AI-powered legal research will be a game changer—if the tools fit within your budget. Thomson Reuters has announced generative AI is coming to Westlaw Precision. CaseText has released CoCounsel and a free trial is available. LexisNexis is promoting Lexis+AI™. Given the legal information these companies have, they will likely resolve the fake cases issue.

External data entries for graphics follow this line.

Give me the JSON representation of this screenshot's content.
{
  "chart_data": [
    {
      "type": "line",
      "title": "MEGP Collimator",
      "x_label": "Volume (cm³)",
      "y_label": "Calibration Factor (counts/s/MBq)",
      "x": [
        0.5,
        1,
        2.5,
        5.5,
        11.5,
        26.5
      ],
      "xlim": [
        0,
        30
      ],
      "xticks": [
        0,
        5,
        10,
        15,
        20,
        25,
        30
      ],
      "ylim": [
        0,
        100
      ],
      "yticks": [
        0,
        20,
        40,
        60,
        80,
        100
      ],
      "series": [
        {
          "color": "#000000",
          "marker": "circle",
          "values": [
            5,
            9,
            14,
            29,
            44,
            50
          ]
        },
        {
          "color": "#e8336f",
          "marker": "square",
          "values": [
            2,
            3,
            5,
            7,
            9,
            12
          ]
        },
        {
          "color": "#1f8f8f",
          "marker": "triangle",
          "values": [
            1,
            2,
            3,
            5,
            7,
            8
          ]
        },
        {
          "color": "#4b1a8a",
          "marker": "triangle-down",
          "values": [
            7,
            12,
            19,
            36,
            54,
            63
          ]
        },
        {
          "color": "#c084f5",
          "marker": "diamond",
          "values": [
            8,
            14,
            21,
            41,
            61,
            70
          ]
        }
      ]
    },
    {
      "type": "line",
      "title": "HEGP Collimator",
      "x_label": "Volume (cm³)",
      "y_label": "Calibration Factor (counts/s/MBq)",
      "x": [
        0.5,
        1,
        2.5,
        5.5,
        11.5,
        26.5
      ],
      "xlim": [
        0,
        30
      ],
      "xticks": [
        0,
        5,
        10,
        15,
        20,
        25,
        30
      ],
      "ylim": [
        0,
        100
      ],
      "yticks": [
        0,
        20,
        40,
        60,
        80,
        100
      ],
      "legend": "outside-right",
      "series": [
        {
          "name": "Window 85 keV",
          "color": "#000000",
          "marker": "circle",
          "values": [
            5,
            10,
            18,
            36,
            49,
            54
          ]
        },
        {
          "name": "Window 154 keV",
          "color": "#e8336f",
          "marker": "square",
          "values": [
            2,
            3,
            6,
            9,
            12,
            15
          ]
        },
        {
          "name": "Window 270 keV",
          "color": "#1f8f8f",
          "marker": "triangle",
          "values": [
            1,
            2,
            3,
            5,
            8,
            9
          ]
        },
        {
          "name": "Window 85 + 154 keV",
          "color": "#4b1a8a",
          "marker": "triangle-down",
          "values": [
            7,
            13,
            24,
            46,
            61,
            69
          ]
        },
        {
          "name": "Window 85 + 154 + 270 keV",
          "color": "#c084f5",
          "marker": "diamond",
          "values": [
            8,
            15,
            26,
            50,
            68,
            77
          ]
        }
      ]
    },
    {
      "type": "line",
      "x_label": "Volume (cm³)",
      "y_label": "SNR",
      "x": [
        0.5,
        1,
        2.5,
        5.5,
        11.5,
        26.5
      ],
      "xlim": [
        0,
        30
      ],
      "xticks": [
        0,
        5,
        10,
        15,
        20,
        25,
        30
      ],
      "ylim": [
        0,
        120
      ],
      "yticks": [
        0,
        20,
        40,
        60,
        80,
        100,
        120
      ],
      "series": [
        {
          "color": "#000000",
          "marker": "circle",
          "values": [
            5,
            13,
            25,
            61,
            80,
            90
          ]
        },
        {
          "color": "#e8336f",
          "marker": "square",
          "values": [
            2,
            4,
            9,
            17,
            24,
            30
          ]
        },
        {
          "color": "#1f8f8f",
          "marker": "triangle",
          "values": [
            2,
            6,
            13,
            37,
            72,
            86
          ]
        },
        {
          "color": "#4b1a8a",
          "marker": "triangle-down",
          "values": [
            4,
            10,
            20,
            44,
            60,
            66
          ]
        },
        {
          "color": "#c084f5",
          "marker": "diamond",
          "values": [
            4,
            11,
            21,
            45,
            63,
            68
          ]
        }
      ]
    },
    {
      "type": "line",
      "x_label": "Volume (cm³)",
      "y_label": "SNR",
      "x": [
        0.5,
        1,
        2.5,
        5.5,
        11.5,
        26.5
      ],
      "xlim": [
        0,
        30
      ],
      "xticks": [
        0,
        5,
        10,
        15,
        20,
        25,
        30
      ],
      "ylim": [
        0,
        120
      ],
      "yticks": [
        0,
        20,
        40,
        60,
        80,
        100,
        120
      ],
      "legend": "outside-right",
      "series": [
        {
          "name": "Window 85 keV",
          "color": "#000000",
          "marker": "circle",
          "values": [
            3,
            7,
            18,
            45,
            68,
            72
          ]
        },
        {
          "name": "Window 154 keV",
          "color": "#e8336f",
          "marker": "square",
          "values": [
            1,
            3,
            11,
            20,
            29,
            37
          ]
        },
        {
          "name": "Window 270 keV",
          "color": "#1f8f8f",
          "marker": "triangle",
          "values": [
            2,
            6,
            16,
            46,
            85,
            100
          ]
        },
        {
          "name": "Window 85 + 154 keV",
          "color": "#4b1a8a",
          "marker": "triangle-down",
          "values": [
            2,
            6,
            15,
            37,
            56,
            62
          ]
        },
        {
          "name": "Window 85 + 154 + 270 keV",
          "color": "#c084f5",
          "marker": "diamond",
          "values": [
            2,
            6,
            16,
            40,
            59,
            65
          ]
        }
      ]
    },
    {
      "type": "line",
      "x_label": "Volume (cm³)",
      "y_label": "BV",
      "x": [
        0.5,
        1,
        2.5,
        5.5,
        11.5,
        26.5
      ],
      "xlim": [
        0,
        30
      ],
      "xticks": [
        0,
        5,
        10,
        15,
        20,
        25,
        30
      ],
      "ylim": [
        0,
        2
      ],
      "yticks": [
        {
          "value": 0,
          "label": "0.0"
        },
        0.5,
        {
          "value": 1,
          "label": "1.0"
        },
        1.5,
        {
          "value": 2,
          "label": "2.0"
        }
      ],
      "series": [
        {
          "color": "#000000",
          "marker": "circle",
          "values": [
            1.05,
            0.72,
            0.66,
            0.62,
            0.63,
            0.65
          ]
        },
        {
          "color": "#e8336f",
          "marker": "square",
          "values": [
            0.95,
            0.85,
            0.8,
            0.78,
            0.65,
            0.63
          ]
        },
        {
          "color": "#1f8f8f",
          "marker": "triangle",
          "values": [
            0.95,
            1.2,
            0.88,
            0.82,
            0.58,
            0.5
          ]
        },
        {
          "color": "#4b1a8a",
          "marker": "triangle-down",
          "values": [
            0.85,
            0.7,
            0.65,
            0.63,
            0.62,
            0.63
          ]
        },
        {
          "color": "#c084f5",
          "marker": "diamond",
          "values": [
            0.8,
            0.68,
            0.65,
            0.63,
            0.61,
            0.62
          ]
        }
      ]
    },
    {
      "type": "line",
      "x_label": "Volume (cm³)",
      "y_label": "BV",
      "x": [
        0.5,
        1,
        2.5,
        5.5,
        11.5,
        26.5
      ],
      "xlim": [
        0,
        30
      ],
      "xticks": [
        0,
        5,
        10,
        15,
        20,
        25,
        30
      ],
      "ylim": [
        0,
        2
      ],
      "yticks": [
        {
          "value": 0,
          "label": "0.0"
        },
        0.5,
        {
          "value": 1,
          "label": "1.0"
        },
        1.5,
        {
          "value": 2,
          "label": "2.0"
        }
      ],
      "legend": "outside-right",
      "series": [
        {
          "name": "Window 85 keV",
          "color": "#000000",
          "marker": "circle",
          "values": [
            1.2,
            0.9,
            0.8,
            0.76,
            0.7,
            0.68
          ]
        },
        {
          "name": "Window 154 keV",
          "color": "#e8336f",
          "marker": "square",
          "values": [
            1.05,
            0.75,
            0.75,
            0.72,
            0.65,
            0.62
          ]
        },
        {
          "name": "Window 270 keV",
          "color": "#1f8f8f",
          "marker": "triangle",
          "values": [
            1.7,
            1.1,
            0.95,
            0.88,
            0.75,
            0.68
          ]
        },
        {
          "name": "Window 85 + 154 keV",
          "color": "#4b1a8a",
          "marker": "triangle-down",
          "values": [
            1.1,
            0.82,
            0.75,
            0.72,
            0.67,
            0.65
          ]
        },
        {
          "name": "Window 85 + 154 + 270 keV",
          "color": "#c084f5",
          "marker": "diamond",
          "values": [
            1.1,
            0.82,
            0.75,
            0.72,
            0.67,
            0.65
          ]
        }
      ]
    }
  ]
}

But many great uses for AI are extremely low risk—from summarizing a long document you have provided it, to planning vacation travel. If you are submitting a document with confidential client information or legal strategy, you will need to understand how the OpenAI privacy tools operate, so you don’t share the submitted information with others.

For a great “nonhysterical” guide to ChatGPT, I direct your attention to New Possibilities With ChatGPT: Two Professors Weigh In On AI And Legal Education from the North Carolina Bar Association. These professors do quite well explaining how ChatGPT works and outlining its inherent positives and negatives. When a client asks you a ChatGPT related question, you will be glad to have read this.